The propeller remained attached to the crankshaft flange. The spinner was dented and did not display spiral dents. Both propeller blades displayed light chordwise scratches. The outboard section of one propeller blade was missing about 4 to 6 inches of its tip. The propeller blade was cut inboard of the missing section and forwarded to the NTSB Materials Laboratory, Washington, DC, for further examination.
Subsequent teardown of the engine under the supervision of the NTSB investigator-in-charge revealed that the crankshaft exhibited lubrication distress, thermal damage, and mechanical damage at the No. 4 connecting rod journal. The crankshaft oil transfer passage at the No. 4 journal sustained mechanical damage and contained displaced journal material. The remaining crankshaft oil transfer passages were unrestricted. Only fragments of the No. 4 connection rod bearing were recovered and they displayed lubrication and thermal distress. In addition, the number No.4 connecting rod was fractured at the base of the I-beam and exhibited extreme thermal and mechanical damage consistent with a loss of lubrication. The oil galleys and passages in the left and right crankcase halves were intact, clear, and unrestricted.
Subsequent examination of sectioned propeller blade by an NTSB metallurgist revealed that it exhibited extensive evidence of exposure to elevated temperatures that approached the melting point of the blade. This included complete removal of the paint, a thick oxide skin, and internal slumping of the blade material. The blade fracture surface exhibited characteristics consistent with separation while at elevated temperatures. The blade also showed a gradual deformation toward the camber side adjacent to the fracture. The deformation was accompanied by transverse cracking and stretching of the oxide layer on the flat side of the blade indicating deformation after or during high temperature exposure.
MEDICAL AND PATHOLOGICAL INFORMATION
An autopsy was performed on the pilot by the Office of the Medical Examiner, District 23, St. Augustine, Florida. The autopsy report noted the cause of death as "multiple blunt force injures."

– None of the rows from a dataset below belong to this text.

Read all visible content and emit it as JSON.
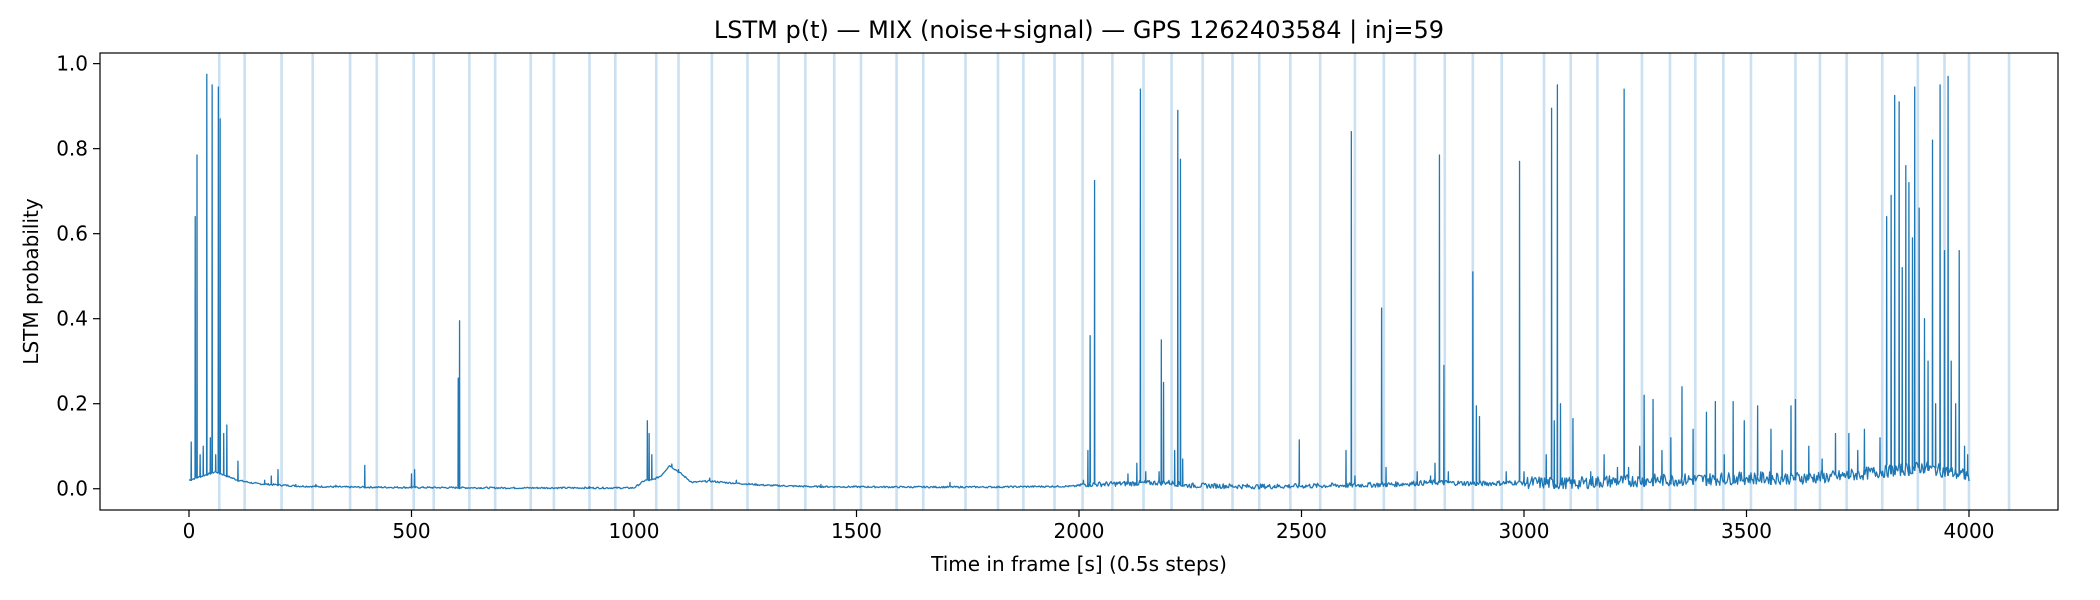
{
  "chart_data": {
    "type": "line",
    "title": "LSTM p(t) — MIX (noise+signal) — GPS 1262403584 | inj=59",
    "xlabel": "Time in frame [s] (0.5s steps)",
    "ylabel": "LSTM probability",
    "xlim": [
      -200,
      4200
    ],
    "ylim": [
      -0.05,
      1.025
    ],
    "x_ticks": [
      0,
      500,
      1000,
      1500,
      2000,
      2500,
      3000,
      3500,
      4000
    ],
    "x_tick_labels": [
      "0",
      "500",
      "1000",
      "1500",
      "2000",
      "2500",
      "3000",
      "3500",
      "4000"
    ],
    "y_ticks": [
      0.0,
      0.2,
      0.4,
      0.6,
      0.8,
      1.0
    ],
    "y_tick_labels": [
      "0.0",
      "0.2",
      "0.4",
      "0.6",
      "0.8",
      "1.0"
    ],
    "grid": false,
    "legend": "none",
    "colors": {
      "line": "#1f77b4",
      "injection_band": "#a9cbe8"
    },
    "injection_times": [
      68,
      125,
      208,
      278,
      362,
      422,
      505,
      550,
      630,
      688,
      768,
      820,
      900,
      958,
      1050,
      1100,
      1175,
      1255,
      1325,
      1385,
      1450,
      1510,
      1590,
      1650,
      1745,
      1818,
      1875,
      1945,
      2008,
      2075,
      2145,
      2208,
      2278,
      2345,
      2405,
      2475,
      2542,
      2620,
      2685,
      2755,
      2822,
      2885,
      2950,
      3045,
      3105,
      3165,
      3265,
      3328,
      3385,
      3448,
      3510,
      3610,
      3665,
      3725,
      3805,
      3885,
      3945,
      4000,
      4090
    ],
    "series": [
      {
        "baseline": [
          [
            0,
            0.02
          ],
          [
            60,
            0.04
          ],
          [
            110,
            0.02
          ],
          [
            150,
            0.012
          ],
          [
            250,
            0.006
          ],
          [
            350,
            0.004
          ],
          [
            500,
            0.003
          ],
          [
            700,
            0.002
          ],
          [
            1000,
            0.002
          ],
          [
            1025,
            0.02
          ],
          [
            1040,
            0.02
          ],
          [
            1060,
            0.03
          ],
          [
            1080,
            0.055
          ],
          [
            1100,
            0.04
          ],
          [
            1130,
            0.015
          ],
          [
            1170,
            0.018
          ],
          [
            1200,
            0.015
          ],
          [
            1300,
            0.008
          ],
          [
            1400,
            0.005
          ],
          [
            1600,
            0.004
          ],
          [
            1800,
            0.004
          ],
          [
            1990,
            0.006
          ],
          [
            2010,
            0.01
          ],
          [
            2100,
            0.012
          ],
          [
            2200,
            0.015
          ],
          [
            2240,
            0.008
          ],
          [
            2400,
            0.005
          ],
          [
            2600,
            0.008
          ],
          [
            2700,
            0.01
          ],
          [
            2800,
            0.015
          ],
          [
            2900,
            0.012
          ],
          [
            3000,
            0.015
          ],
          [
            3100,
            0.012
          ],
          [
            3200,
            0.018
          ],
          [
            3300,
            0.02
          ],
          [
            3400,
            0.022
          ],
          [
            3500,
            0.025
          ],
          [
            3600,
            0.025
          ],
          [
            3700,
            0.028
          ],
          [
            3800,
            0.04
          ],
          [
            3900,
            0.05
          ],
          [
            4000,
            0.03
          ]
        ],
        "spikes": [
          [
            5,
            0.11
          ],
          [
            14,
            0.64
          ],
          [
            18,
            0.785
          ],
          [
            25,
            0.08
          ],
          [
            32,
            0.1
          ],
          [
            40,
            0.975
          ],
          [
            48,
            0.12
          ],
          [
            52,
            0.95
          ],
          [
            60,
            0.08
          ],
          [
            66,
            0.945
          ],
          [
            70,
            0.87
          ],
          [
            78,
            0.13
          ],
          [
            85,
            0.15
          ],
          [
            110,
            0.065
          ],
          [
            150,
            0.015
          ],
          [
            170,
            0.02
          ],
          [
            185,
            0.03
          ],
          [
            200,
            0.045
          ],
          [
            240,
            0.01
          ],
          [
            285,
            0.01
          ],
          [
            330,
            0.008
          ],
          [
            395,
            0.055
          ],
          [
            500,
            0.035
          ],
          [
            507,
            0.045
          ],
          [
            605,
            0.26
          ],
          [
            608,
            0.395
          ],
          [
            900,
            0.005
          ],
          [
            1030,
            0.16
          ],
          [
            1034,
            0.13
          ],
          [
            1040,
            0.08
          ],
          [
            1085,
            0.058
          ],
          [
            1100,
            0.045
          ],
          [
            1170,
            0.025
          ],
          [
            1230,
            0.02
          ],
          [
            1420,
            0.01
          ],
          [
            1710,
            0.015
          ],
          [
            2010,
            0.02
          ],
          [
            2020,
            0.09
          ],
          [
            2025,
            0.36
          ],
          [
            2035,
            0.725
          ],
          [
            2110,
            0.035
          ],
          [
            2130,
            0.06
          ],
          [
            2138,
            0.94
          ],
          [
            2150,
            0.04
          ],
          [
            2180,
            0.04
          ],
          [
            2185,
            0.35
          ],
          [
            2190,
            0.25
          ],
          [
            2215,
            0.09
          ],
          [
            2222,
            0.89
          ],
          [
            2228,
            0.775
          ],
          [
            2233,
            0.07
          ],
          [
            2330,
            0.008
          ],
          [
            2440,
            0.008
          ],
          [
            2495,
            0.115
          ],
          [
            2600,
            0.09
          ],
          [
            2612,
            0.84
          ],
          [
            2620,
            0.03
          ],
          [
            2680,
            0.425
          ],
          [
            2690,
            0.05
          ],
          [
            2760,
            0.04
          ],
          [
            2790,
            0.03
          ],
          [
            2800,
            0.06
          ],
          [
            2810,
            0.785
          ],
          [
            2820,
            0.29
          ],
          [
            2830,
            0.04
          ],
          [
            2885,
            0.51
          ],
          [
            2893,
            0.195
          ],
          [
            2900,
            0.17
          ],
          [
            2960,
            0.04
          ],
          [
            2990,
            0.77
          ],
          [
            3000,
            0.04
          ],
          [
            3050,
            0.08
          ],
          [
            3062,
            0.895
          ],
          [
            3068,
            0.16
          ],
          [
            3075,
            0.95
          ],
          [
            3082,
            0.2
          ],
          [
            3110,
            0.165
          ],
          [
            3150,
            0.04
          ],
          [
            3180,
            0.08
          ],
          [
            3210,
            0.05
          ],
          [
            3225,
            0.94
          ],
          [
            3235,
            0.05
          ],
          [
            3260,
            0.1
          ],
          [
            3270,
            0.22
          ],
          [
            3290,
            0.21
          ],
          [
            3310,
            0.09
          ],
          [
            3330,
            0.12
          ],
          [
            3355,
            0.24
          ],
          [
            3380,
            0.14
          ],
          [
            3410,
            0.18
          ],
          [
            3430,
            0.205
          ],
          [
            3450,
            0.08
          ],
          [
            3470,
            0.205
          ],
          [
            3495,
            0.16
          ],
          [
            3525,
            0.195
          ],
          [
            3555,
            0.14
          ],
          [
            3580,
            0.09
          ],
          [
            3600,
            0.195
          ],
          [
            3610,
            0.21
          ],
          [
            3640,
            0.1
          ],
          [
            3670,
            0.07
          ],
          [
            3700,
            0.13
          ],
          [
            3730,
            0.13
          ],
          [
            3750,
            0.09
          ],
          [
            3765,
            0.14
          ],
          [
            3800,
            0.12
          ],
          [
            3815,
            0.64
          ],
          [
            3825,
            0.69
          ],
          [
            3833,
            0.925
          ],
          [
            3843,
            0.91
          ],
          [
            3850,
            0.52
          ],
          [
            3858,
            0.76
          ],
          [
            3865,
            0.72
          ],
          [
            3873,
            0.59
          ],
          [
            3878,
            0.945
          ],
          [
            3888,
            0.66
          ],
          [
            3900,
            0.4
          ],
          [
            3908,
            0.3
          ],
          [
            3918,
            0.82
          ],
          [
            3925,
            0.2
          ],
          [
            3935,
            0.95
          ],
          [
            3945,
            0.56
          ],
          [
            3953,
            0.97
          ],
          [
            3960,
            0.3
          ],
          [
            3970,
            0.2
          ],
          [
            3978,
            0.56
          ],
          [
            3990,
            0.1
          ],
          [
            3997,
            0.08
          ]
        ]
      }
    ]
  }
}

Toxicological testing performed on the pilot by the FAA Bioaeronautical Science Research Laboratory, Oklahoma City, Oklahoma, was positive for the following:
"Atenolol detected in Liver
Atenolol detected in Blood (Heart)
1949 (mg/dl) Glucose detected in Urine
149 (mg/dl) Glucose detected in Vitreous
7 (%) Hemoglobin A1C detected in Blood"
Review of the pilot's most recent FAA medical examination application (dated December 31, 2012) revealed "No" was selected to the question "Do you currently use any medication (Prescription or Nonprescription)."